Earlier in the day, basketball devotees in the country had been transfixed by another Game 6, more than 8,000 miles away, when the Denver Nuggets played the San Antonio Spurs in the first round of the NBA playoffs.
In Tondo, a Manila slum, a fisherman, Joel Galigar, desperately tried to connect his TV antenna so he and his family could watch the game. Early-morning NBA game-watching is his nearly daily ritual. But after trying and failing to get the antenna adjusted, and finally relying on a neighbor who came to the rescue with a borrowed cable box, Galigar and his family of six watched the game in their barely standing tiny hut. Soon after the game began, neighbors started to crowd around the hut, leaning in to catch a glimpse of the game.
All week similar scenes played out in Quezon City and Manila. On the mornings when NBA games were being played, nearly every home visited by Lee was watching the game.
Corporations have seen the opportunity. In 2013, Nike took LeBron James to the country for a short visit. Curry visited in September on the first stop of his Under Armour Asian Tour. It was his second visit.

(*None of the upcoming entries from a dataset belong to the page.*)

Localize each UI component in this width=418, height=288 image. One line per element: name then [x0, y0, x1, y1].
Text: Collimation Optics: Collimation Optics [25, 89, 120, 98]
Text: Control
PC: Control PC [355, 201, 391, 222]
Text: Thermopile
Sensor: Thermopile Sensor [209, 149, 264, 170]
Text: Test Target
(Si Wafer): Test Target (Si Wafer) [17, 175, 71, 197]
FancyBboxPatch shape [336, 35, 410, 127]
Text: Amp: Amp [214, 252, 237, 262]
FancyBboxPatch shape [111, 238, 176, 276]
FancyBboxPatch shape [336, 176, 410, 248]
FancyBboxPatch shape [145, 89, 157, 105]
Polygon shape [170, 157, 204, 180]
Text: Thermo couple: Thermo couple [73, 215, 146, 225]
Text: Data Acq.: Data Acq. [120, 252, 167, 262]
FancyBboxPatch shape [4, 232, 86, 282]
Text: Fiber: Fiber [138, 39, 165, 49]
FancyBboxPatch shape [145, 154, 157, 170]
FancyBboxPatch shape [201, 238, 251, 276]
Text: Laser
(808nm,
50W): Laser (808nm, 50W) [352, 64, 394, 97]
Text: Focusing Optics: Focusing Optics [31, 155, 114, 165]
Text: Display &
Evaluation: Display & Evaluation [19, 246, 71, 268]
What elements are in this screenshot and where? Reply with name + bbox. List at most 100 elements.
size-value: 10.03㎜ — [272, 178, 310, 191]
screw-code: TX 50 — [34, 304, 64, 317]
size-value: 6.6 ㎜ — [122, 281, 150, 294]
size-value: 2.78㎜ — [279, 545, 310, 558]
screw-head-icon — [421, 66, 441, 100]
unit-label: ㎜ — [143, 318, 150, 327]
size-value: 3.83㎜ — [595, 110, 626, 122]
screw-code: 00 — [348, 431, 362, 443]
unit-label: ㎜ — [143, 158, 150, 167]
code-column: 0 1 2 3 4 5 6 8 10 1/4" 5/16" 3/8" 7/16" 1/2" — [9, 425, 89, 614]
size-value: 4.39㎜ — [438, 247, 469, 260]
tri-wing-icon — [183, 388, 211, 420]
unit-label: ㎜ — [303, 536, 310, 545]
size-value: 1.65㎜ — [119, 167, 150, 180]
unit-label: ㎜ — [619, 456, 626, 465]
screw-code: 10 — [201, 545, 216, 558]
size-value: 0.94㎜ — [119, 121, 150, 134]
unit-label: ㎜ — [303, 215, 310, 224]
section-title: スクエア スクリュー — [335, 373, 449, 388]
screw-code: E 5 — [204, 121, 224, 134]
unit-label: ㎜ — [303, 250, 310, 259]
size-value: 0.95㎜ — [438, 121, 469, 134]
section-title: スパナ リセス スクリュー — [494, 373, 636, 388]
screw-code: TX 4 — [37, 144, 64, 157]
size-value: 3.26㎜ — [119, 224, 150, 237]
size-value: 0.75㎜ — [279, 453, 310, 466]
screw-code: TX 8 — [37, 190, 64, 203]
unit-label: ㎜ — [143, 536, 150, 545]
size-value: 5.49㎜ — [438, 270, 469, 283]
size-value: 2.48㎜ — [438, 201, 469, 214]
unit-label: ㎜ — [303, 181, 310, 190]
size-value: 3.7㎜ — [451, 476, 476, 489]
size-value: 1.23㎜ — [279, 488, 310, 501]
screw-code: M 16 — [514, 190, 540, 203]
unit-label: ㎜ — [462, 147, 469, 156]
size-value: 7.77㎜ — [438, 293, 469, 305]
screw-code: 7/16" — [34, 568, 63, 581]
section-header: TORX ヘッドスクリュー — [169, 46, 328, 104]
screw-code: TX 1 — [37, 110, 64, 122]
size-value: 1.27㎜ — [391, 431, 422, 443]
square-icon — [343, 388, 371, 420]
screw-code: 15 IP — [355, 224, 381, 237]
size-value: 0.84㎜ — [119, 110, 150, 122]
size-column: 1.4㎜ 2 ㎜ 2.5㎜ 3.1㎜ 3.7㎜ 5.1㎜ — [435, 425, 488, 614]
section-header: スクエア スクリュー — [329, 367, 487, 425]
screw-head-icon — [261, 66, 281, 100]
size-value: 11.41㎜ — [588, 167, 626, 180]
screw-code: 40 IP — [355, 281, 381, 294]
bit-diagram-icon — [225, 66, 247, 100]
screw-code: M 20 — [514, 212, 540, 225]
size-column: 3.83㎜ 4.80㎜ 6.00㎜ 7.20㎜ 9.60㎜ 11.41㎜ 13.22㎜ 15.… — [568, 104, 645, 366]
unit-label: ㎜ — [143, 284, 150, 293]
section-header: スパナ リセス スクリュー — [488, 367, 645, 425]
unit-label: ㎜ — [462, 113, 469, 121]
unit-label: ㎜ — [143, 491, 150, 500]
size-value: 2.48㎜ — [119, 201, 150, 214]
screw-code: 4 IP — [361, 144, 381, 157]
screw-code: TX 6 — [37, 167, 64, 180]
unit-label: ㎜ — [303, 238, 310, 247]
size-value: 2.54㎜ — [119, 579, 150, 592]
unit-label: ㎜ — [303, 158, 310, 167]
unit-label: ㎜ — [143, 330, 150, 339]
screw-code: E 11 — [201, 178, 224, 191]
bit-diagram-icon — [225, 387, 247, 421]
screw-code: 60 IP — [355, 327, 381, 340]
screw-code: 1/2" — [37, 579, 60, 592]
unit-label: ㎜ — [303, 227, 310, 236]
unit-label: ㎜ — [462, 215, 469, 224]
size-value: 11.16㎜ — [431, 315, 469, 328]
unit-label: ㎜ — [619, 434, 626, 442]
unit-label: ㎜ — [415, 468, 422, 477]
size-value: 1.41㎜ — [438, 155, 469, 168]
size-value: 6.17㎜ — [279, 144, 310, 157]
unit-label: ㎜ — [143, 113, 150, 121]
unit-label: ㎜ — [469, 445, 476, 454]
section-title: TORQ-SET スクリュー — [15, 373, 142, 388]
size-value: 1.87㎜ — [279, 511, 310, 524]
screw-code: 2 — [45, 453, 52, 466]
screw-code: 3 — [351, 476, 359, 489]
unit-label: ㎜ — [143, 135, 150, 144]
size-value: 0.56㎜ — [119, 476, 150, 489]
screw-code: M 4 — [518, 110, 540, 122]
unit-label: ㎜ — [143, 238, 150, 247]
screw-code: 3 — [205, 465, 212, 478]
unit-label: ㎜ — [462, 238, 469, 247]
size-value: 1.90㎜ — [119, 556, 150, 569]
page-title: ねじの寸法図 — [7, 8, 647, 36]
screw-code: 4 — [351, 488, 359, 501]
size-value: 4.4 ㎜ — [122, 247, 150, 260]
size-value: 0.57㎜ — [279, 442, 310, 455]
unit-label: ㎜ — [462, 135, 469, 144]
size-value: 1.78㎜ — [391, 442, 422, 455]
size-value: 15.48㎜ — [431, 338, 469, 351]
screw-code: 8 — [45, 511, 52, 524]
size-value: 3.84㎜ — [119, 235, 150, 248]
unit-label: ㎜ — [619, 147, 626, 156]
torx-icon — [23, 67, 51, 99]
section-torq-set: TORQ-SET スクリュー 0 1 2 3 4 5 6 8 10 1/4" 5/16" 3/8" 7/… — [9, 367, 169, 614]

Under heavy clotheslines in a narrow alley on a recent Saturday morning, Randy Fausto wore Curry’s jersey while playing the Filipino version of pool and watching a Golden State Warriors game through a window. Fausto claimed the jersey was his lucky charm. After the Warriors game ended, men migrated to nearby Asamba Covered Court, where Romeo Naguiat was playing. Naguiat is unemployed and plays daily, including in a local league.
Back in the center of Manila, Gil Tandoc, his 7-year-old son, Michael; and 9-year-old daughter, Elgene; worked at the family’s convenience store adjacent to the Manila City Jail Complex. The store sells basketballs.
While Michael and Elgene tirelessly bounced the basketball off the fence surrounding the jail’s entrance, inmates and guards inside the jail were busy getting ready for their own basketball tournament.
Up the coast from the jail in Navotas, other games happen in the unlikeliest of places. As the sun began to go down and the heat lost its intensity, the players — both adults and children — came out to play at Navotas City Cemetery among the “apartment tombs,” stacks of concrete boxes containing the dead. It was there that 21-year-old Renalto AbAdies, who lives in a slum adjacent to the cemetery, played on a recent evening. “I don’t fear the dead,” said AbAdies, who said he has spent his life playing there.
In the Philippines, the game is everywhere.